Writing what you know is all very well, but what if your culture is inherently not very interesting or indeed too fragmented and undefined to put into a novel? I could write my life story, but it'd be of pretty niche interest as I don't have a home town or a community, I grew up on the dole, and my parents came from disparate social classes and religious backgrounds. You could make one story out of that, and very few people would be able to sympathise with it (although if you do, please comment as I'd love to shoot the breeze).
I suspect most writers share my lack of interesting roots, and so, for almost anyone, research is necessary before embarking on a story.
Writing fantasy is a good way of avoiding research. Just make it all up. Even then, there will be aspects of world-building that require thought - internal research, as it were. You'll need to invent your form of magic. You'll need to be sure it hasn't been accidentally purloined from an episode of Doctor Who you saw when you were eight. And as you're inventing an entire universe, you'll need to make sure the universe is internally consistent, and that you haven’t glossed over something or just borrowed lazily from real life*.
As soon as your story has any grounding in the real world, you cannot hide behind the 'I decided it's like that' mechanism. Sci-fi can involve pseudo-science, but there needs to be some logic to it, and the characters' motivations will be driven by their economic, technological and political reality. Going to the other extreme, could set your story now, in your pocket the world, and it will be dated before it hits the bookshops. You could set it a few years ago, and you'll need to check your facts (no-one is immune to the Mandela Effect. Not even you).

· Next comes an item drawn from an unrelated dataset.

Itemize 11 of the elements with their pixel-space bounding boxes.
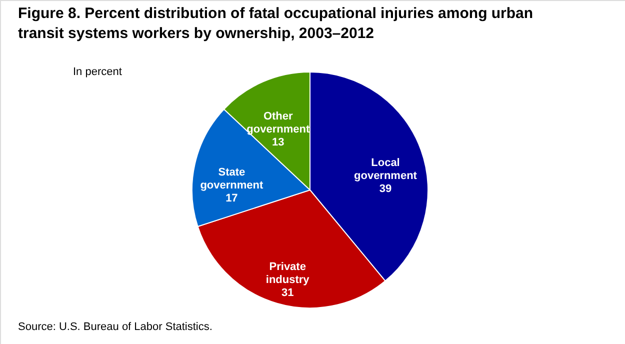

You could travel abroad or into the past, which will involve more web research or even – shock horror – the reading of actual books. (When I wrote a story about a Victorian poltergeist I immersed myself for months in literature written exclusively between 1890 and 1910. That was an experience.)
Research can become an end in itself, as much a thief of time as social media. One tip is to intersperse writing the novel, with researching it. You may find you need to change fundamental plot points because later facts render them impossible, but you avoid the analysis paralysis, the rabbitholitis, of over-researching.

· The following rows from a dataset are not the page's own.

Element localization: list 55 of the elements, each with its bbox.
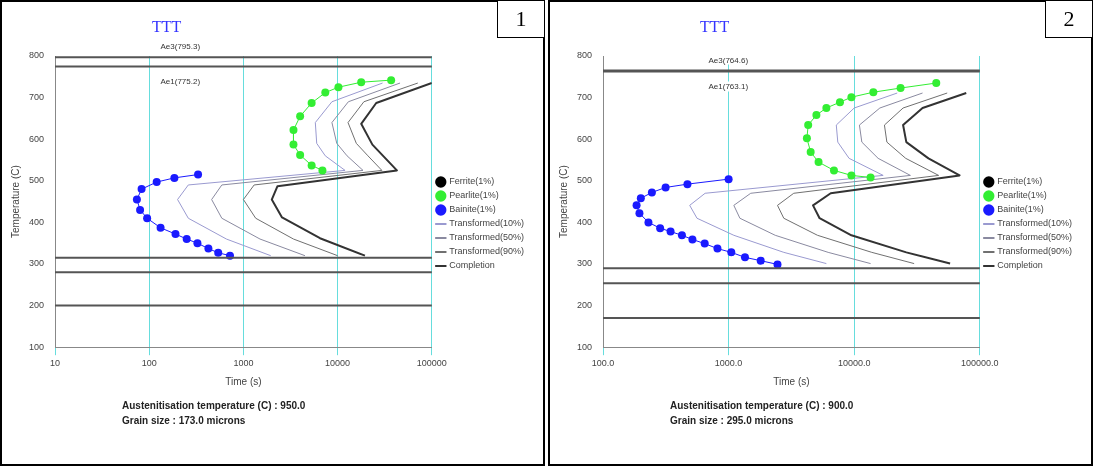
y-tick-label: 200 [576, 300, 593, 311]
legend-label: Transformed(90%) [449, 246, 525, 257]
x-tick-label: 1000 [233, 358, 254, 369]
y-tick-label: 500 [28, 175, 45, 186]
y-tick-label: 500 [576, 175, 593, 186]
legend-label: Completion [997, 260, 1043, 271]
legend-label: Pearlite(1%) [449, 190, 499, 201]
y-tick-label: 600 [576, 133, 593, 144]
legend-label: Ferrite(1%) [449, 176, 495, 187]
y-tick-label: 300 [576, 258, 593, 269]
x-tick-label: 100 [141, 358, 157, 369]
y-axis-title: Temperature (C) [9, 165, 21, 239]
text: Grain size : 295.0 microns [670, 415, 794, 426]
ref-line-label: Ae3(795.3) [160, 42, 201, 52]
x-tick-label: 100000 [416, 358, 447, 369]
x-axis-title: Time (s) [225, 375, 262, 387]
chart-title: TTT [700, 18, 730, 36]
y-tick-label: 600 [28, 133, 45, 144]
ref-line-label: Ae1(775.2) [160, 77, 201, 87]
x-tick-label: 100000.0 [961, 358, 999, 369]
x-tick-label: 10 [50, 358, 61, 369]
text: 2 [1045, 0, 1093, 38]
y-tick-label: 800 [28, 50, 45, 61]
y-axis-title: Temperature (C) [557, 165, 569, 239]
y-tick-label: 700 [28, 92, 45, 103]
y-tick-label: 700 [576, 92, 593, 103]
y-tick-label: 300 [28, 258, 45, 269]
text: 1 [497, 0, 545, 38]
legend-label: Transformed(90%) [997, 246, 1073, 257]
x-tick-label: 100.0 [591, 358, 615, 369]
y-tick-label: 400 [28, 216, 45, 227]
legend-label: Bainite(1%) [997, 204, 1044, 215]
y-tick-label: 200 [28, 300, 45, 311]
legend-label: Transformed(50%) [449, 232, 525, 243]
x-tick-label: 10000 [325, 358, 351, 369]
legend-label: Pearlite(1%) [997, 190, 1047, 201]
ref-line-label: Ae3(764.6) [708, 55, 749, 65]
x-tick-label: 10000.0 [837, 358, 871, 369]
x-tick-label: 1000.0 [714, 358, 743, 369]
ref-line-label: Ae1(763.1) [708, 82, 749, 92]
legend-label: Transformed(10%) [449, 218, 525, 229]
legend-label: Bainite(1%) [449, 204, 496, 215]
text: Austenitisation temperature (C) : 900.0 [670, 400, 854, 411]
x-axis-title: Time (s) [773, 375, 810, 387]
chart-title: TTT [152, 18, 182, 36]
legend-label: Completion [449, 260, 495, 271]
legend-label: Transformed(10%) [997, 218, 1073, 229]
y-tick-label: 400 [576, 216, 593, 227]
y-tick-label: 100 [28, 341, 45, 352]
legend-label: Ferrite(1%) [997, 176, 1043, 187]
y-tick-label: 100 [576, 341, 593, 352]
text: Austenitisation temperature (C) : 950.0 [122, 400, 306, 411]
legend-label: Transformed(50%) [997, 232, 1073, 243]
y-tick-label: 800 [576, 50, 593, 61]
text: Grain size : 173.0 microns [122, 415, 246, 426]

Even if you've spent year on finding out everything about an era, you don't need to use it all. That passage where you go into great detail about muskets? The scene in the dressmaker's shop? A novel isn't an 'A' Level Maths exam - you don't have to show your workings to get extra marks. In fact, research works best when it's so well hidden, no-one even notices it. (My greatest moment of pride was at age twelve when a classmate’s granddad was recorded reading my fictionalisation of the Titanic disaster. My research came second-hand from my mother's recounting of what her neighbour had said about surviving the Titanic. When the recording was played back in Assembly, the whole school thought it was non-fiction.)
Bear in mind that, particularly if you write historical fiction, there will always be readers who are an expert in your era. They will find your flaws. I suggest you make them your BFF and beta reader.

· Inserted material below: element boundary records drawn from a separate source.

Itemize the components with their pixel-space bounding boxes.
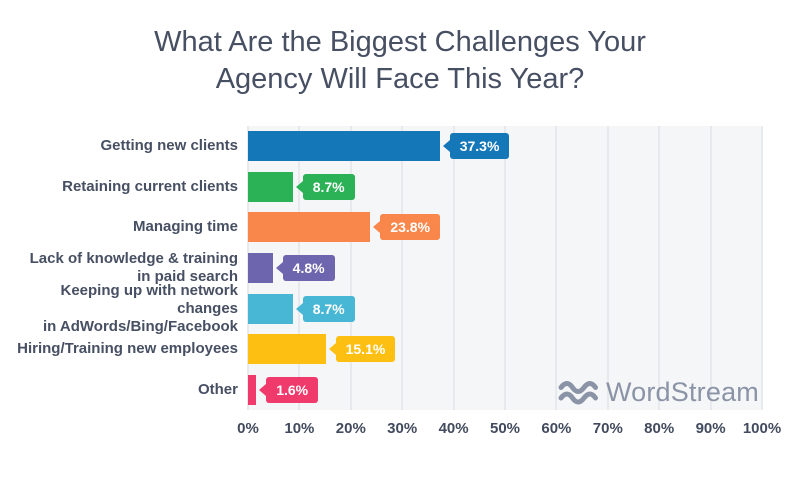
- callout-arrow-icon: [275, 262, 283, 274]
- waves-icon: [558, 381, 598, 405]
- bar: [248, 334, 326, 365]
- x-axis-tick: 0%: [237, 420, 259, 437]
- gridline: [658, 126, 661, 410]
- x-axis-tick: 70%: [592, 420, 623, 437]
- value-callout: 8.7%: [295, 294, 355, 324]
- value-label: 8.7%: [302, 295, 355, 322]
- category-label: Managing time: [132, 218, 238, 236]
- value-label: 23.8%: [380, 214, 441, 241]
- value-label: 15.1%: [335, 336, 396, 363]
- chart-title-line-2: Agency Will Face This Year?: [215, 62, 585, 95]
- value-label: 1.6%: [266, 376, 319, 403]
- bar: [248, 293, 293, 324]
- value-callout: 23.8%: [373, 212, 441, 242]
- gridline: [606, 126, 609, 410]
- value-callout: 37.3%: [442, 131, 510, 161]
- category-label: Keeping up with network changes in AdWor…: [42, 281, 238, 335]
- value-label: 37.3%: [449, 133, 510, 160]
- gridline: [504, 126, 506, 410]
- x-axis-tick: 80%: [644, 420, 675, 437]
- category-label: Hiring/Training new employees: [17, 340, 238, 358]
- callout-arrow-icon: [295, 302, 303, 315]
- callout-arrow-icon: [373, 221, 381, 234]
- bar: [248, 131, 440, 162]
- gridline: [349, 126, 352, 410]
- wordstream-logo: WordStream: [557, 377, 759, 408]
- category-label: Getting new clients: [100, 137, 238, 155]
- x-axis-tick: 60%: [541, 420, 572, 437]
- callout-arrow-icon: [328, 343, 336, 356]
- category-label: Lack of knowledge & training in paid sea…: [29, 250, 238, 285]
- bar: [248, 171, 293, 202]
- x-axis-tick: 10%: [284, 420, 315, 437]
- value-label: 8.7%: [302, 173, 355, 200]
- gridline: [555, 126, 558, 410]
- bar: [248, 253, 273, 283]
- value-callout: 4.8%: [275, 253, 335, 283]
- bar: [248, 212, 371, 243]
- value-callout: 1.6%: [259, 375, 319, 405]
- x-axis-tick: 40%: [438, 420, 469, 437]
- value-label: 4.8%: [282, 255, 335, 281]
- x-axis-tick: 100%: [742, 420, 782, 437]
- callout-arrow-icon: [442, 140, 450, 153]
- category-label: Retaining current clients: [62, 177, 238, 195]
- x-axis-tick: 30%: [387, 420, 418, 437]
- bar: [248, 374, 257, 405]
- value-callout: 15.1%: [328, 334, 396, 364]
- x-axis-tick: 50%: [489, 420, 521, 437]
- gridline: [709, 126, 712, 410]
- x-axis-tick: 90%: [695, 420, 726, 437]
- x-axis-tick: 20%: [335, 420, 366, 437]
- brand-name: WordStream: [605, 377, 759, 407]
- chart-title: What Are the Biggest Challenges Your Age…: [0, 24, 800, 97]
- callout-arrow-icon: [295, 180, 303, 193]
- value-callout: 8.7%: [295, 172, 355, 202]
- callout-arrow-icon: [259, 383, 267, 396]
- category-label: Other: [197, 380, 238, 398]
- chart-title-line-1: What Are the Biggest Challenges Your: [154, 26, 646, 58]
- gridline: [401, 126, 404, 410]
- gridline: [761, 126, 763, 410]
- gridline: [452, 126, 455, 410]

Write what you know, or write what you don't. Once you've done your research, and of course checked it on snopes.com, and checked it again, and checked it from news sources of different political leanings, you’ll probably find the factoid won’t fit into the novel without its being as blindingly obvious as a takeout coffee cup in Westeros.
Sadly, once you've absorbed a bunch of interesting factoids, you are unlikely to ever forget them. I once surprised everyone by knowing the name of the grape-vine disease that decimated France in the 19th century**. Writers are a mine of utterly useless information, and the secret weapon of any pub quiz team.
*Why do aliens so often have two arms, two legs, and a head?